Because of the way Unimarket manages both buyer and supplier information, supplier information is always up to date, so people aren’t buying off out of date catalogues or price lists.
For suppliers like Office Express and House of Travel which have made their own investments into e-commerce, Unimarket presents a window into those systems.
Other suppliers can upload catalogues through a simple interface.
There is no duplication of information in different systems, and invoices always match purchase orders, cutting out the huge number of manual checks and corrections which impose hidden costs on procure to pay systems.
Buyers can team up internally or externally to get volume discounts, and supplier costs are reduced through scale and better business processes.
Blackwood says Unimarket is aimed at organisations that spend over $10 million across 50 or more suppliers, and at companies looking to sell into that market.
It’s also for companies which are trying to move their business more towards e-commerce, networking and collaboration.

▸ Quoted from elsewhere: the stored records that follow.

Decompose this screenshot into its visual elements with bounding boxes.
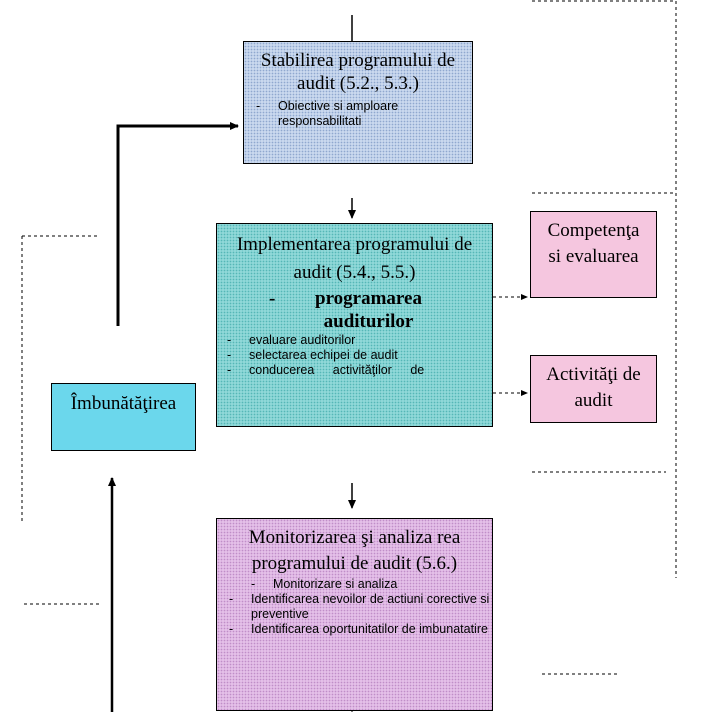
box-competenta: Competenţa si evaluarea — [530, 211, 657, 298]
monitorizarea-bullet-3: -Identificarea oportunitatilor de imbuna… — [229, 622, 488, 636]
monitorizarea-bullet-2: -Identificarea nevoilor de actiuni corec… — [229, 592, 490, 621]
box-imbunatatire: Îmbunătăţirea — [51, 383, 196, 451]
box-implementarea: Implementarea programului de audit (5.4.… — [216, 223, 493, 427]
monitorizarea-title: Monitorizarea şi analiza rea programului… — [248, 527, 461, 574]
implementarea-title: Implementarea programului de audit (5.4.… — [236, 234, 473, 283]
dashed-frame — [21, 0, 677, 675]
competenta-text: Competenţa si evaluarea — [547, 220, 640, 267]
implementarea-bullet-2: -selectarea echipei de audit — [227, 348, 398, 362]
activitati-text: Activităţi de audit — [546, 364, 641, 411]
box-monitorizarea: Monitorizarea şi analiza rea programului… — [216, 518, 493, 711]
stabilirea-bullet-1: -Obiective si amploare — [256, 99, 399, 113]
imbunatatire-text: Îmbunătăţirea — [70, 393, 177, 414]
implementarea-subtitle: - programarea auditurilor — [269, 288, 422, 332]
stabilirea-title: Stabilirea programului de audit (5.2., 5… — [260, 50, 456, 94]
box-activitati: Activităţi de audit — [530, 355, 657, 423]
monitorizarea-bullet-1: -Monitorizare si analiza — [251, 577, 398, 591]
arrow-imbunatatire-to-stabilirea — [116, 122, 239, 326]
implementarea-bullet-1: -evaluare auditorilor — [227, 333, 356, 347]
box-stabilirea: Stabilirea programului de audit (5.2., 5… — [243, 41, 473, 164]
stabilirea-bullet-2: responsabilitati — [278, 114, 362, 128]
implementarea-bullet-3: -conducerea activităţilor de — [227, 363, 425, 377]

Unimarket collects a monthly fee from customers who buy through its electronic procurement and invoicing modules, and if takes a small clip of the ticker from sellers.
He says Unimarket isn’t asking people to throw out their existing investments. They can use the whole system, or just the parts of it which complement what they have.
“If they use ERP solutions, we integrate. If they use spreadsheets and email, we can accommodate,” Blackwood says.
Because it doesn’t demand suppliers use EDI, it can carry a long tail, from the high volume vendors of office supplies to specialist outlets that may occasionally sell a few items to a university laboratory.
And because Unimarket is a syndicated network of suppliers, new customers can take advantage of integration which has already been done.
That means when Victoria University went live, it was able to immediately connect with all the existing suppliers it shared with Waikato University, which was already connected.
Unimarket is now out on the incubator, and has raised extra capital from investors to set up offices in Australia and the United States.
Blackwood says there’s no time to lose, as other firms try to solve the electronic procurement problems of the millions of firms around the world who don’t have the resources to implement Ariba-size solutions.
“There’s a land grab going on,” he says.